2013年5月15日
能年玲奈がヒロインを演じる朝ドラ『あまちゃん』で、母親の春子役は小泉今日子。84年に家出同然で三陸を出た設定で、回想シーンがたびたび入る。当時の春子役は有村架純(『SPEC』で係長の愛人・雅ちゃん役)で、その髪型が聖子ちゃんカット。
当時は松田聖子の髪型をマネる女性は多く、小泉もデビュー時は聖子ちゃんカット。アイドルとしてフォロワーの1人だった。後に自ら髪を刈り上げて独自の存在になっていったが、彼女のデビュー時を知ってると、聖子ちゃんカットの回想シーンにニヤリとする。
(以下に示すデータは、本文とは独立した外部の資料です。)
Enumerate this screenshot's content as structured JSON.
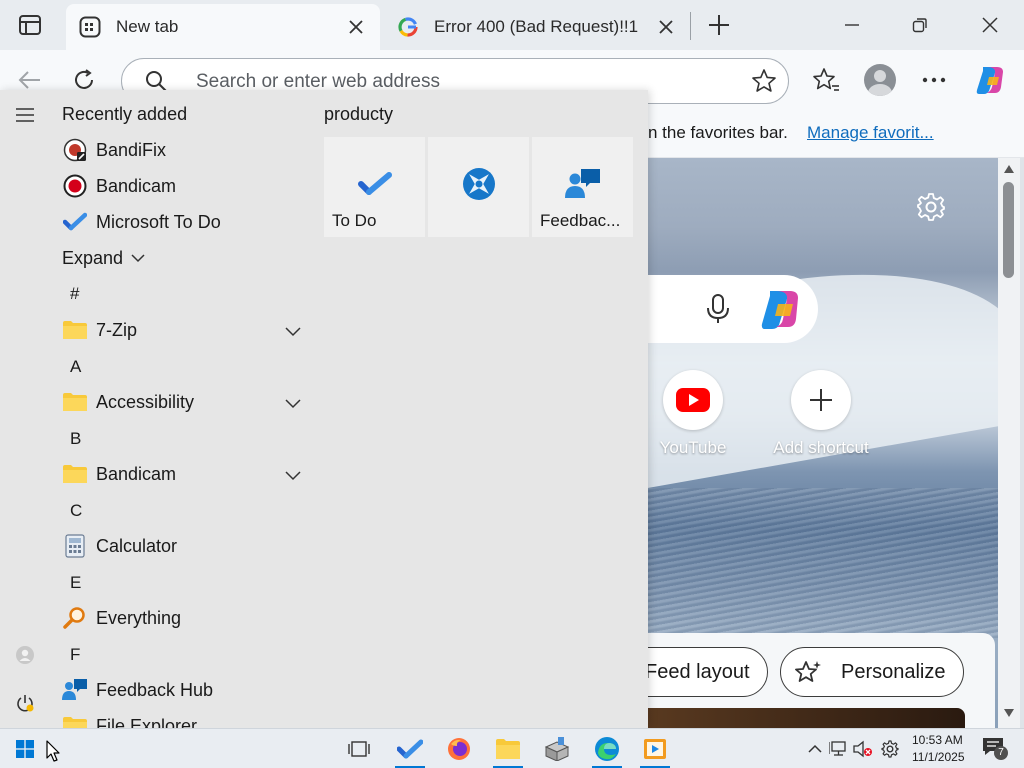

有村がまた昔のキョンキョンに似ていて。
といった同世代ウケの小ネタは別にしても、小泉の母親役はスパイスになっている。本人が会見で「ヒロインの一番の理解者で、微笑みを絶やさないお母さんをやりたかったのですが」と話していたが、朝ドラの母親役はそんなイメージ。けど春子は、飲んだくれるわパチンコは打つわ、母親(アキの祖母)や周りに当たり散らすわと、やさぐれ気味。そこに定型でない存在感がある。母親だって1人の人間。自分の母親や娘との関係や、田舎と都会について悩んでいるんだと。
小泉自身、年齢よりも若々しい分、いわゆる“お母さん”役はイメージしにくいが、こんな母親ならハマるのが新鮮な驚きだった。かつて彼女に「なんてったってアイドル」を提供した秋元康が、「10代の頃と気持ちが変わってない人」と評していたのは納得。だからこそ演じられる春子役。好調『あまちゃん』で彼女が担う部分は少なくない。アキといい春子といい、前作『純と愛』は朝ドラの基本を外し過ぎたが、『あまちゃん』は程よい外し方が吉と出ている。
ところで春子には、高校時代は地元で知らぬ人のいないツッパリだった…との設定もある。自分たちがアイドル小泉を見ていた時代から、「キョンキョンはデビュー前は厚木のツッパリ」というのが公然の秘密のようになっていて。脚本の宮藤官九郎はそこまで踏まえてネタにしたのだろうか。てか、“ツッパリ”って分かります?